Friday 15 August 2014

Experimental Ebola Drug Poses 'Impossible Dilemma' Say Doctors


 EBOLA

Doctors treating a Sierra Leone physician with Ebola defended their decision not to give him an experimental drug, saying Wednesday they feared it was too risky. Calling it "an impossible dilemma," Doctors Without Borders explained in detail last month's decision in response to a New York Times story on the case. It would have been the first time the experimental drug was tried in humans.

The explanation came the same day that another top doctor from Sierra Leone died of the disease, further fueling a debate about how to apportion a limited supply of untested drugs and vaccines and whether they are even effective.

At the time that the experimental treatment was being considered for Dr. Sheik Humarr Khan, his immune system was already starting to produce antibodies suggesting he might recover, Doctors Without Borders said in the statement. Khan was also due to be transferred to a European hospital that would be more capable of handling problems that might arise, it said.

The experimental drug, ZMapp, is designed to boost the immune system to help it fight the virus. Since Khan's body was already producing an immune response, the doctors may have feared that any boost would kick it into overdrive.

In the end, the treating physicians decided against using the drug. They never told Khan of its existence because they felt it would be unethical to tell him of a treatment they might not use. Shortly after their decision, however, Khan's condition worsened, the statement said, and the company providing the medical evacuation decided not to transfer him. He died a few days later, on July 29.

"Every day, doctors have to make choices, sometimes difficult, about treatment for their patients," said the Doctors Without Borders statement. "Trying an untested drug on patients is a very difficult decision, particularly in the light of the 'do no harm' principle."

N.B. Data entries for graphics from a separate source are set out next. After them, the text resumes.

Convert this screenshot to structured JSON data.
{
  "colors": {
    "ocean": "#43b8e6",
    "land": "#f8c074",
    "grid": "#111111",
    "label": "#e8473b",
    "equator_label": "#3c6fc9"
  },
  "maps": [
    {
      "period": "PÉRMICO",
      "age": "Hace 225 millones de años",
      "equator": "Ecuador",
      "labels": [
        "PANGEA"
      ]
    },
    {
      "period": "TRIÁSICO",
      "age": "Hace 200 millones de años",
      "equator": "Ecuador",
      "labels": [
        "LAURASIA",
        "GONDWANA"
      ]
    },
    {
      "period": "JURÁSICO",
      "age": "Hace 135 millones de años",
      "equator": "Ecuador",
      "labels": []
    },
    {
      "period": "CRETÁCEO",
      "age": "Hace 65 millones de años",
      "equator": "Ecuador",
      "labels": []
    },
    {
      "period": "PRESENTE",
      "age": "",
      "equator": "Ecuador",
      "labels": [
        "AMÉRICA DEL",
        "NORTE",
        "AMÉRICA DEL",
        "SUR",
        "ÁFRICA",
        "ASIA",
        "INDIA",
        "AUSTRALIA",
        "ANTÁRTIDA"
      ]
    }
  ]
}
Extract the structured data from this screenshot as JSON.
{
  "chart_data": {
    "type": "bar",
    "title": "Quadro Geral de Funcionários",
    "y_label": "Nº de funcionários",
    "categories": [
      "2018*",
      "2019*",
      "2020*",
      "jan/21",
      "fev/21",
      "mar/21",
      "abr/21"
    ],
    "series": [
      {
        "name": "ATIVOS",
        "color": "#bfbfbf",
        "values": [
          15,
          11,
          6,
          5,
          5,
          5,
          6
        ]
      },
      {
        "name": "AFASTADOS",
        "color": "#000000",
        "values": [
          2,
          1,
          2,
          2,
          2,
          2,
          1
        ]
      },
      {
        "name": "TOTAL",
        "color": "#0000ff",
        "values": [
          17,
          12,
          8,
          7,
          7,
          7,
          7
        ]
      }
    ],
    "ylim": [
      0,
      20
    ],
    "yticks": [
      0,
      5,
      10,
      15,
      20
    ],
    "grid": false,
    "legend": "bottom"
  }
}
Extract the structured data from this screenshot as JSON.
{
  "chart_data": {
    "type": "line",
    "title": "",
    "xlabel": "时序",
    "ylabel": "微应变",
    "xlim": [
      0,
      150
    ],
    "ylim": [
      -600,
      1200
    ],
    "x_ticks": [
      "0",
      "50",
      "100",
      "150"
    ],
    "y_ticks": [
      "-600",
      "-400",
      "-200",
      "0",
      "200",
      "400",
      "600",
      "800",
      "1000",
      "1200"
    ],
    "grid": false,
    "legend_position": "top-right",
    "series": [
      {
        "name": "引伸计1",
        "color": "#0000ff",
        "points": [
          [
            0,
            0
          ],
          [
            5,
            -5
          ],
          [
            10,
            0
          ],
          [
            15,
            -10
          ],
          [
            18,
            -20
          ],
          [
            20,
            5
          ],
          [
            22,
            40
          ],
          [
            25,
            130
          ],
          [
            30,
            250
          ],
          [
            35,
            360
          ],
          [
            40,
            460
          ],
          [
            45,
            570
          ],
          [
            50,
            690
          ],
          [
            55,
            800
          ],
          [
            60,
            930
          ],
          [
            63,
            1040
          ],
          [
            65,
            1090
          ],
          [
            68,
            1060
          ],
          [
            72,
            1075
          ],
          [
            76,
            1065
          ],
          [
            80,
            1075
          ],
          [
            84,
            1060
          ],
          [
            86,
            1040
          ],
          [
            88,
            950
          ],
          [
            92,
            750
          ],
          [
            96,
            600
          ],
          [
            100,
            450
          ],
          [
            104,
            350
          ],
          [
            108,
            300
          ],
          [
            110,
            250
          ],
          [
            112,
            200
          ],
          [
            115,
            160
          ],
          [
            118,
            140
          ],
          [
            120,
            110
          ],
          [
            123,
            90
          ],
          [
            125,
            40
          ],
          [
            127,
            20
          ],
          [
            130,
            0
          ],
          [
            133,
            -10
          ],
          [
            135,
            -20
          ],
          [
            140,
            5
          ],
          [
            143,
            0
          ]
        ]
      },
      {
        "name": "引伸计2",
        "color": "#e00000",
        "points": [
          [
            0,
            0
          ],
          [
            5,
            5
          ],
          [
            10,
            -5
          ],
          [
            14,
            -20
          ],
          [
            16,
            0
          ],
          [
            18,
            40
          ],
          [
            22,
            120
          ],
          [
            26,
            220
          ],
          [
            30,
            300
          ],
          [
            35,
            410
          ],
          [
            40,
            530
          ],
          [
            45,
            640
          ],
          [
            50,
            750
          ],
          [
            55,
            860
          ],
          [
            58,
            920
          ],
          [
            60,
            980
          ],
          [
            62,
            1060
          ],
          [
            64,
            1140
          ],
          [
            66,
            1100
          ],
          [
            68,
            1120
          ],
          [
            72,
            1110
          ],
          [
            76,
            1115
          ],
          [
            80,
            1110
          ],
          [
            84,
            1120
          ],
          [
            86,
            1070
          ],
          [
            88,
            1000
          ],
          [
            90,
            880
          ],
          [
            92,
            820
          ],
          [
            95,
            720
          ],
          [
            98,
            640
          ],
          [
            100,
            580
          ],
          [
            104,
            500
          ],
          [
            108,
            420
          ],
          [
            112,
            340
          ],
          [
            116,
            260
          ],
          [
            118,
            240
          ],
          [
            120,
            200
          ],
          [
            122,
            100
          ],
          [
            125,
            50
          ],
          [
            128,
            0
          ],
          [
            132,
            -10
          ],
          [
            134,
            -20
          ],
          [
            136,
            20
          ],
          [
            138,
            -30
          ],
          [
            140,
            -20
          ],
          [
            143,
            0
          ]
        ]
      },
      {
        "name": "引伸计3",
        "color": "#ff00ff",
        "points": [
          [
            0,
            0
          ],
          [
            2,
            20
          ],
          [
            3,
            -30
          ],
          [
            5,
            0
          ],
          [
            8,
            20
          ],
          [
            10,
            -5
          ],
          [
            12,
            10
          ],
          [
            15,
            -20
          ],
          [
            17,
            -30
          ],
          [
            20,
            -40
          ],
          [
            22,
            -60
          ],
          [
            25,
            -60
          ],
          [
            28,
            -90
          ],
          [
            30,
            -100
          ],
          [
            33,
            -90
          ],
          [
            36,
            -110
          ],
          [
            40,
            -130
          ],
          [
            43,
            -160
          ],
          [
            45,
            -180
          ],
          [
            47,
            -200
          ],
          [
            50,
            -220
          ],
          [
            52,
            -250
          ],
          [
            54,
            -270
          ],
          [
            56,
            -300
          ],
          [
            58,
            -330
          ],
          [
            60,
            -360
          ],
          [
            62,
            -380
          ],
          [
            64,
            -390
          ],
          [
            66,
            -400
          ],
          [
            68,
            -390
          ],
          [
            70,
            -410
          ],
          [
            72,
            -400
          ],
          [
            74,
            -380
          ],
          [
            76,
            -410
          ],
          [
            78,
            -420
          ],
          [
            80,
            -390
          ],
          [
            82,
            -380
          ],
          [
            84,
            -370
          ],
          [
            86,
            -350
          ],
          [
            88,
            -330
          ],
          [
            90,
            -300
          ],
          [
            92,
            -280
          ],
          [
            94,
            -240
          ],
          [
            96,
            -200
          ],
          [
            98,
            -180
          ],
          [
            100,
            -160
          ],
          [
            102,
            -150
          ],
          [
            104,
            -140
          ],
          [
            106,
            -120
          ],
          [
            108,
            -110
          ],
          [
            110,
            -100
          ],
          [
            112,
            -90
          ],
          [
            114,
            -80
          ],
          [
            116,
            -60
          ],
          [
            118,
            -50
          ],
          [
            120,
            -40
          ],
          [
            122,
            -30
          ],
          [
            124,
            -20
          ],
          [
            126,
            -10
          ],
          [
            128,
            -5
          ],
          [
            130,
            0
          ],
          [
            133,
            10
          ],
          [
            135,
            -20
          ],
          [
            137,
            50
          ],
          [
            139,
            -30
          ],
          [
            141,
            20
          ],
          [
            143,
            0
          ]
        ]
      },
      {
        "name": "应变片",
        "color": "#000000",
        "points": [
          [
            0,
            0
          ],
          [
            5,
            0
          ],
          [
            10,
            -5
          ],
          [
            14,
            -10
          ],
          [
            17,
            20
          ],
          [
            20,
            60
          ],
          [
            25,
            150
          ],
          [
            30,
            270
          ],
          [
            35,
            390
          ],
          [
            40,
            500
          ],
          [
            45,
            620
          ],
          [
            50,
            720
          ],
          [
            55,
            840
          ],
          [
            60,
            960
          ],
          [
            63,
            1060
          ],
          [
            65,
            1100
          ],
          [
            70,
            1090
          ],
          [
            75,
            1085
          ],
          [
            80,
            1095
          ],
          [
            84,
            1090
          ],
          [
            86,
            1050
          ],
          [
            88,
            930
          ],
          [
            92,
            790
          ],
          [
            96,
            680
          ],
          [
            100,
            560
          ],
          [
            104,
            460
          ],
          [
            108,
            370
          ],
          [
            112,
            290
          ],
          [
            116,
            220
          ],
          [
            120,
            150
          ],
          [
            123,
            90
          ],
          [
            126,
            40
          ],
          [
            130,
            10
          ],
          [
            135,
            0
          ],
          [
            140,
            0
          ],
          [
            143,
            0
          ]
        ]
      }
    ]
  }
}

ZMapp has since been given to two U.S. aid workers and a Spanish missionary priest. The Americans are improving, although it is unclear what role ZMapp has played in that, but the priest died Tuesday. The last known doses of ZMapp arrived in Liberia on Wednesday, carried personally by Foreign Minister Augustine Ngafuan. The California-based company that makes the drug, Mapp Pharmaceuticals, has said that its supplies are now exhausted, and it will take months to produce even a modest amount.

The drug has never before been tested in humans, and it is not clear if it is effective or even harmful.
Dr. Moses Massaquoi, who helped the Liberian government acquire it, told reporters at the airport that there was enough to treat three people. Previously, the government had said it would only have enough to treat two sick doctors. They would be the first Africans known to receive the treatment.